Türkiye Dışişleri Bakanı Hakan Fidan, “Bütün Balkan ülkelerinin, Moldova’nın ve hatta Ukrayna’nın, Avrupa Birliği (AB) ve NATO üyeliklerinin konuşulduğu bir ortamda, Türkiye’nin AB üyelik sürecinin akamete uğratılmış olması stratejik körlüktür. Yeni dönemde, Türkiye-AB ilişkilerine vizyoner bir bakışla yaklaşılması ve sürecin tam üyelik perspektifiyle canlandırılması önem arz etmektedir” dedi.
Dışişleri Bakanı Hakan Fidan, Cumhurbaşkanlığı Külliyesi’nde 14’üncü Büyükelçiler Konferansı’nın açılışında konuştu. Bakan Fidan, konferansın ‘milli dış politika’ vizyonunu ele almak için fırsat olduğunu söyledi. Mevcut uluslararası sistemin dünyanın büyük bölümü için barış, istikrar ve adalet üretemediğini, gittikçe dengeden uzaklaşan uluslararası sistemin, öngörülemez pek çok gelişmeyi barındırdığını ve bu durumun kırılganlığı artırdığını belirtti.
‘MÜTEVAZI AMA İSTİKRARLI ADIMLARLA İLERLEYECEĞİZ’
Vizyonlarının, Türkiye’yi Türkiye Yüzyılı’nda sistem kurucu aktörlerden birisi haline getirmek olduğunu belirten Fidan, “Bu büyük hedefe, değişimi öngörerek ve şekillendirerek ulaşacağız. Biz, küresel adaletsizlikleri ortadan kaldıran, ekonomik eşitsizliklerin üzerine giden; barış, güvenlik, istikrar ve refah üreten, etkili, kapsayıcı ve insanlığı kucaklayıcı bir uluslararası sistemin kurulması için diğer ülkelerle birlikte çalışacağız. Büyük değişimlerin stratejik sabır ve güçlü irade gerektirdiği bilinciyle, mütevazı ama istikrarlı adımlarla ilerleyeceğiz. Bu adımlarımızı hayata geçirirken 4 temel stratejik hedef doğrultusunda hareket edeceğiz. Bunlar; bölgemizde barışı ve güvenliği tesis etme, dış ilişkilerimizi yapısal zemine oturtma, refah ortamını geliştirme ve küresel hedeflerimizi ilerletmedir” ifadelerini kullandı.

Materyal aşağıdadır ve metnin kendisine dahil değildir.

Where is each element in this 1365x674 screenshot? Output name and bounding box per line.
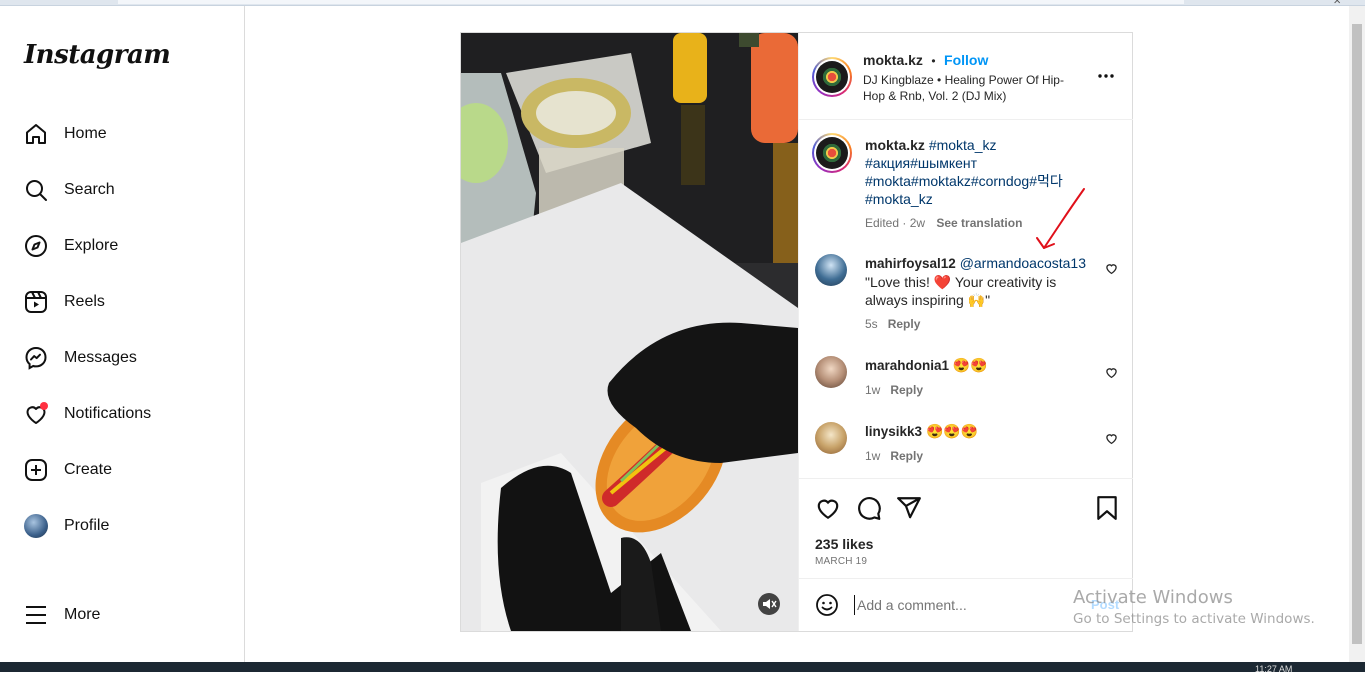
hashtag[interactable]: #mokta_kz: [929, 137, 997, 153]
audio-track[interactable]: DJ Kingblaze • Healing Power Of Hip-Hop …: [863, 72, 1078, 104]
comment-text: marahdonia1 😍😍: [865, 356, 1090, 375]
windows-taskbar: 11:27 AM: [0, 662, 1365, 674]
sidebar-item-explore[interactable]: Explore: [24, 232, 118, 260]
comment-icon[interactable]: [856, 495, 882, 526]
notification-dot: [40, 402, 48, 410]
muted-icon[interactable]: [758, 593, 780, 620]
sidebar-item-label: Home: [64, 125, 107, 142]
commenter-avatar[interactable]: [815, 356, 847, 388]
messenger-icon: [24, 346, 48, 370]
compass-icon: [24, 234, 48, 258]
sidebar-item-label: Messages: [64, 349, 137, 366]
sidebar-item-search[interactable]: Search: [24, 176, 115, 204]
sidebar: Instagram Home Search Explore Reels Mess…: [0, 6, 245, 662]
sidebar-item-reels[interactable]: Reels: [24, 288, 105, 316]
sidebar-item-label: Profile: [64, 517, 110, 534]
likes-count[interactable]: 235 likes: [815, 536, 873, 552]
watermark-subtitle: Go to Settings to activate Windows.: [1073, 611, 1315, 627]
edited-timestamp: Edited · 2w: [865, 216, 926, 230]
sidebar-item-home[interactable]: Home: [24, 120, 107, 148]
reply-button[interactable]: Reply: [890, 383, 923, 397]
sidebar-item-more[interactable]: More: [24, 601, 100, 629]
caption-username[interactable]: mokta.kz: [865, 137, 925, 153]
comment-text: linysikk3 😍😍😍: [865, 422, 1090, 441]
commenter-username[interactable]: linysikk3: [865, 424, 922, 439]
more-options-icon[interactable]: [1097, 67, 1115, 90]
page-scrollbar[interactable]: [1349, 6, 1365, 662]
commenter-username[interactable]: mahirfoysal12: [865, 256, 956, 271]
menu-icon: [24, 603, 48, 627]
commenter-avatar[interactable]: [815, 254, 847, 286]
like-icon[interactable]: [815, 495, 841, 526]
sidebar-item-notifications[interactable]: Notifications: [24, 400, 151, 428]
instagram-logo[interactable]: Instagram: [24, 40, 171, 70]
windows-activation-watermark: Activate Windows Go to Settings to activ…: [1073, 587, 1315, 627]
home-icon: [24, 122, 48, 146]
sidebar-item-label: Notifications: [64, 405, 152, 422]
post-dialog: mokta.kz • Follow DJ Kingblaze • Healing…: [460, 32, 1133, 632]
post-video[interactable]: [461, 33, 798, 631]
see-translation-link[interactable]: See translation: [936, 216, 1022, 230]
comment-emoji: 😍😍😍: [925, 423, 979, 439]
hashtag[interactable]: #mokta_kz: [865, 191, 933, 207]
close-icon[interactable]: ✕: [1333, 0, 1341, 7]
sidebar-item-label: Reels: [64, 293, 105, 310]
video-frame: [461, 33, 798, 631]
sidebar-item-label: Search: [64, 181, 115, 198]
comment-emoji: 😍😍: [952, 357, 988, 373]
red-heart-emoji: ❤️: [933, 274, 952, 290]
caption-avatar[interactable]: [812, 133, 852, 173]
reply-button[interactable]: Reply: [888, 317, 921, 331]
hashtag[interactable]: #акция#шымкент: [865, 155, 977, 171]
comment-item: marahdonia1 😍😍 1w Reply: [815, 356, 1119, 406]
bookmark-icon[interactable]: [1095, 495, 1119, 526]
plus-square-icon: [24, 458, 48, 482]
commenter-username[interactable]: marahdonia1: [865, 358, 949, 373]
post-header: mokta.kz • Follow DJ Kingblaze • Healing…: [799, 33, 1133, 120]
comment-body: "Love this!: [865, 274, 934, 290]
comment-item: linysikk3 😍😍😍 1w Reply: [815, 422, 1119, 472]
sidebar-item-label: More: [64, 606, 101, 623]
commenter-avatar[interactable]: [815, 422, 847, 454]
post-side-panel: mokta.kz • Follow DJ Kingblaze • Healing…: [798, 33, 1133, 631]
share-icon[interactable]: [896, 495, 922, 526]
scrollbar-thumb[interactable]: [1352, 24, 1362, 644]
sidebar-item-label: Create: [64, 461, 113, 478]
author-username[interactable]: mokta.kz: [863, 52, 923, 68]
follow-button[interactable]: Follow: [944, 52, 988, 68]
sidebar-item-messages[interactable]: Messages: [24, 344, 137, 372]
annotation-arrow-icon: [1036, 188, 1085, 249]
sidebar-item-profile[interactable]: Profile: [24, 512, 109, 540]
reply-button[interactable]: Reply: [890, 449, 923, 463]
browser-tab-bar: [118, 0, 1184, 4]
reels-icon: [24, 290, 48, 314]
like-comment-icon[interactable]: [1105, 432, 1119, 446]
post-actions: 235 likes MARCH 19: [799, 478, 1133, 578]
separator-dot: •: [931, 54, 936, 68]
taskbar-clock[interactable]: 11:27 AM: [1255, 664, 1292, 674]
comment-input[interactable]: [854, 595, 1064, 615]
search-icon: [24, 178, 48, 202]
comment-item: mahirfoysal12 @armandoacosta13 "Love thi…: [815, 254, 1119, 334]
sidebar-item-label: Explore: [64, 237, 119, 254]
like-comment-icon[interactable]: [1105, 262, 1119, 276]
avatar: [24, 514, 48, 538]
comment-body: ": [985, 292, 991, 308]
comment-time: 5s: [865, 317, 878, 331]
hands-emoji: 🙌: [967, 292, 986, 308]
comment-time: 1w: [865, 383, 881, 397]
comment-time: 1w: [865, 449, 881, 463]
author-avatar[interactable]: [812, 57, 852, 97]
mention-link[interactable]: @armandoacosta13: [960, 255, 1086, 271]
comment-text: mahirfoysal12 @armandoacosta13 "Love thi…: [865, 254, 1090, 309]
watermark-title: Activate Windows: [1073, 587, 1233, 608]
like-comment-icon[interactable]: [1105, 366, 1119, 380]
sidebar-item-create[interactable]: Create: [24, 456, 112, 484]
emoji-icon[interactable]: [815, 593, 839, 622]
post-date: MARCH 19: [815, 556, 868, 567]
heart-icon: [24, 402, 48, 426]
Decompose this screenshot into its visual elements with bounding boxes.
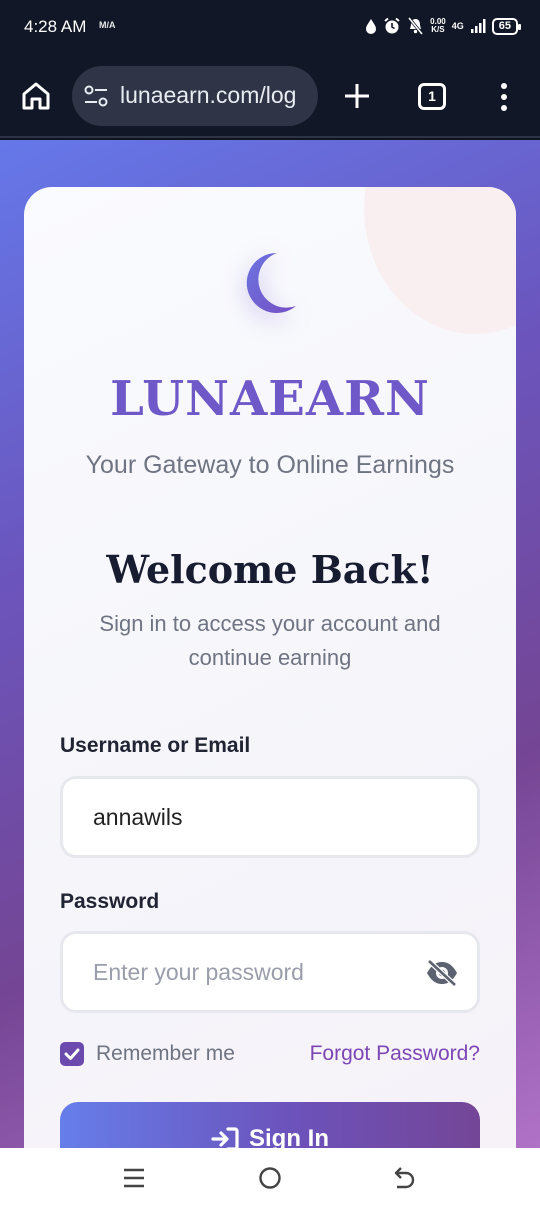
home-circle-icon[interactable] — [258, 1166, 282, 1190]
tabs-icon[interactable]: 1 — [418, 83, 446, 110]
speed-unit: K/S — [431, 25, 445, 34]
password-field[interactable] — [60, 931, 480, 1013]
url-text[interactable]: lunaearn.com/log — [120, 82, 296, 109]
forgot-password-link[interactable]: Forgot Password? — [310, 1042, 480, 1066]
status-bar: 4:28 AM M/A 0.00 K/S 4G 65 — [0, 0, 540, 54]
username-label: Username or Email — [60, 734, 251, 757]
password-label: Password — [60, 890, 160, 913]
back-icon[interactable] — [392, 1166, 416, 1190]
bell-off-icon — [407, 17, 424, 35]
tagline: Your Gateway to Online Earnings — [85, 451, 455, 479]
card-decoration — [364, 187, 516, 334]
password-input[interactable] — [93, 934, 413, 1010]
battery-level: 65 — [498, 19, 511, 32]
signal-icon — [470, 19, 486, 33]
alarm-icon — [384, 17, 400, 34]
system-navbar — [0, 1148, 540, 1208]
page-viewport: LUNAEARN Your Gateway to Online Earnings… — [0, 140, 540, 1148]
page-title: Welcome Back! — [106, 547, 434, 592]
more-vert-icon[interactable] — [498, 82, 510, 112]
plus-icon[interactable] — [343, 82, 371, 110]
status-icons: 0.00 K/S 4G 65 — [365, 14, 522, 38]
remember-label[interactable]: Remember me — [96, 1042, 235, 1066]
remember-checkbox[interactable] — [60, 1042, 84, 1066]
sign-in-label: Sign In — [249, 1125, 329, 1148]
battery-icon: 65 — [491, 17, 522, 35]
address-bar[interactable]: lunaearn.com/log — [72, 66, 318, 126]
recents-icon[interactable] — [123, 1167, 145, 1189]
browser-toolbar: lunaearn.com/log 1 — [0, 54, 540, 138]
sign-in-content: Sign In — [60, 1125, 480, 1148]
page-subtitle: Sign in to access your account and conti… — [99, 611, 441, 670]
tab-count: 1 — [428, 88, 436, 104]
status-mini-indicator: M/A — [99, 20, 116, 30]
network-speed: 0.00 K/S — [430, 18, 446, 34]
sign-in-icon — [211, 1127, 239, 1148]
status-time: 4:28 AM — [24, 17, 87, 36]
check-icon — [64, 1048, 80, 1060]
username-field[interactable] — [60, 776, 480, 858]
username-input[interactable] — [93, 779, 413, 855]
water-drop-icon — [366, 18, 377, 34]
home-icon[interactable] — [20, 80, 52, 112]
network-type: 4G — [451, 21, 464, 31]
site-settings-icon[interactable] — [83, 84, 109, 108]
eye-slash-icon[interactable] — [425, 959, 459, 987]
moon-logo-icon — [246, 252, 296, 313]
sign-in-button[interactable]: Sign In — [60, 1102, 480, 1148]
brand-name: LUNAEARN — [110, 371, 430, 427]
login-card: LUNAEARN Your Gateway to Online Earnings… — [24, 187, 516, 1148]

‘TERÖR ÖRGÜTLERİNE NEFES ALDIRMAYACAĞIZ’
Fidan, ilk hedefin barış ve güvenliği tesis etme bağlamında, çatışma alanlarının azaltılmasına yönelik tedbir ve girişimleri yoğunlaştırmak olduğunu belirterek, “Bölgemizde güvenlik, huzur ve istikrara en büyük tehdit, terör örgütleri ve diğer vekil örgütlerdir. Adı ister FETÖ, ister PKK/YPG, ister DEAŞ olsun, tüm ilgili kurumlarımızla birlikte terör örgütlerine ve arkalarındaki güçlere; ülkemizde ve bölgemizde göz de açtırmayacağız, alan da bırakmayacağız, nefes de aldırmayacağız. Bu doğrultuda içeride askeri, istihbari ve teknolojik kabiliyetlerimizi artırırken, dışarıda ise dostlarımızla etkin iş birliğini sağlayarak mücadelemizi sürdüreceğiz. Ukrayna savaşının sona erdirilmesi ve barışın tesisi için çaba göstermeye inatla ve ısrarla devam edeceğiz. Savaşta son dönemdeki tırmanmayı endişe verici buluyoruz. Montrö Sözleşmesi’nin uygulayıcısı olarak, özellikle Karadeniz’de sükunetin muhafaza edilmesi, bunu tehlikeye sokacak girişimlerin engellenmesi temel önceliğimiz olacaktır. Dünya üzerinde her haneye etki eden Karadeniz Tahıl Girişimi’nin yeniden canlandırılması için bütün taraflarla temaslarımızı sürdüreceğiz. Bunu yapabilen yegane aktör Türkiye’dir” diye konuştu.